Tuesday's tumble in stock prices for both Citigroup and J.P. Morgan Chase came as investigators for the Senate's Permanent Subcommittee on Investigations said Citigroup and J.P. Morgan Chase assisted Enron for years by lending the collapsed energy trader billions of dollars through disguised commodity trades. The Subcommittee also said that some banks, including Citigroup, helped Enron hide debt in the months prior to Enron's bankruptcy.
"With respect to transactions being 'disguised loans,' every day, companies use structured finance tools to access the value of their operations to fund their future growth. Far from being secret, it was common knowledge that Enron was using these structured finance tools.

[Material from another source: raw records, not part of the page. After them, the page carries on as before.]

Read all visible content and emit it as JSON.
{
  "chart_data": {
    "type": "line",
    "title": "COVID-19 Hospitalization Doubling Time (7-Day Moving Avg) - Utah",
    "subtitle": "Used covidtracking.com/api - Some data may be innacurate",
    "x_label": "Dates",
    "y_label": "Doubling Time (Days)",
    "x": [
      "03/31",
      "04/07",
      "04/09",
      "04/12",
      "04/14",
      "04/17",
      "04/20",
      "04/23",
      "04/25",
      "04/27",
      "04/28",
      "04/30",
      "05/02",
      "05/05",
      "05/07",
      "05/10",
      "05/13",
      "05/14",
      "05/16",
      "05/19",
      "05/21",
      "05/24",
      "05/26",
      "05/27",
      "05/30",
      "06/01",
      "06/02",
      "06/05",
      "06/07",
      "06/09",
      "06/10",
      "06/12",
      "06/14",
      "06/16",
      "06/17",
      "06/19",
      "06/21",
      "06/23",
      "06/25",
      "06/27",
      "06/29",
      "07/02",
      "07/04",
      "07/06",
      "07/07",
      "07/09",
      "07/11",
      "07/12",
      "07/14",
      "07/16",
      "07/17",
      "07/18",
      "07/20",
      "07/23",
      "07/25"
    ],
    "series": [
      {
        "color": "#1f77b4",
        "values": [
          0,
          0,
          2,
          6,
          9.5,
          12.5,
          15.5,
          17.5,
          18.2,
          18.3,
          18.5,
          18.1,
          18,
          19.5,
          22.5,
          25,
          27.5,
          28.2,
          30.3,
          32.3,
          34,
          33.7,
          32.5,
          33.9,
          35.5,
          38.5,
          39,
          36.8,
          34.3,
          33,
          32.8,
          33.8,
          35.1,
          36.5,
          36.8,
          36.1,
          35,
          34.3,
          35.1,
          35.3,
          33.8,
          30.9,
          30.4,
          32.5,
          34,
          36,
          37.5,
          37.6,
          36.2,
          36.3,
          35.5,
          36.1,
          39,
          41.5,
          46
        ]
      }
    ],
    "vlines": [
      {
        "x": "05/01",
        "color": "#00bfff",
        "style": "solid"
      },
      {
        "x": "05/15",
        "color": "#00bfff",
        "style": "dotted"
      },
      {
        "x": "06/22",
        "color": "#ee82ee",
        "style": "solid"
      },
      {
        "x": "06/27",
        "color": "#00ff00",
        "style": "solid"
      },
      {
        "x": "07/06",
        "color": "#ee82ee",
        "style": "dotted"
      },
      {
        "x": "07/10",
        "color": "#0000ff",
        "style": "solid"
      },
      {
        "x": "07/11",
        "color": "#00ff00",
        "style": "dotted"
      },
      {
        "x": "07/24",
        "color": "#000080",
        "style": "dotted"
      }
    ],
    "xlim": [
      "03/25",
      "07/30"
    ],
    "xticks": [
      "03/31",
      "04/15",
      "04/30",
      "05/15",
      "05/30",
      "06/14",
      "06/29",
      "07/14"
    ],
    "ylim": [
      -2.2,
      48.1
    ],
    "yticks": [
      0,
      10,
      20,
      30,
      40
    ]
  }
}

Rating agencies wrote reports about them and Enron won awards for them," the Citigroup announcement said.
"We believe the changes in accounting rules, together with new certification and disclosure rules proposed by the SEC, and legislation on accounting oversight and regulation such as that now pending before Congress, will go a long way toward restoring faith in the integrity of financial statements. Business and the investing public must be able to bank on certified financial statements," the Citigroup announcement said.
Roach also indicated that Citigroup and J.P. Morgan Chase also pitched the schemes to other companies. Citigroup allegedly marketed the Enron-style deals to 14 companies, successfully selling it to at least three, Roach testified. Additionally, J.P. Morgan Chase may have promoted the schemes to seven other firms. Citigroup and J.P. Morgan Chase were also heavy lenders to WorldCom, which improperly accounted for more than $3.8 billion in expenses before its bankruptcy.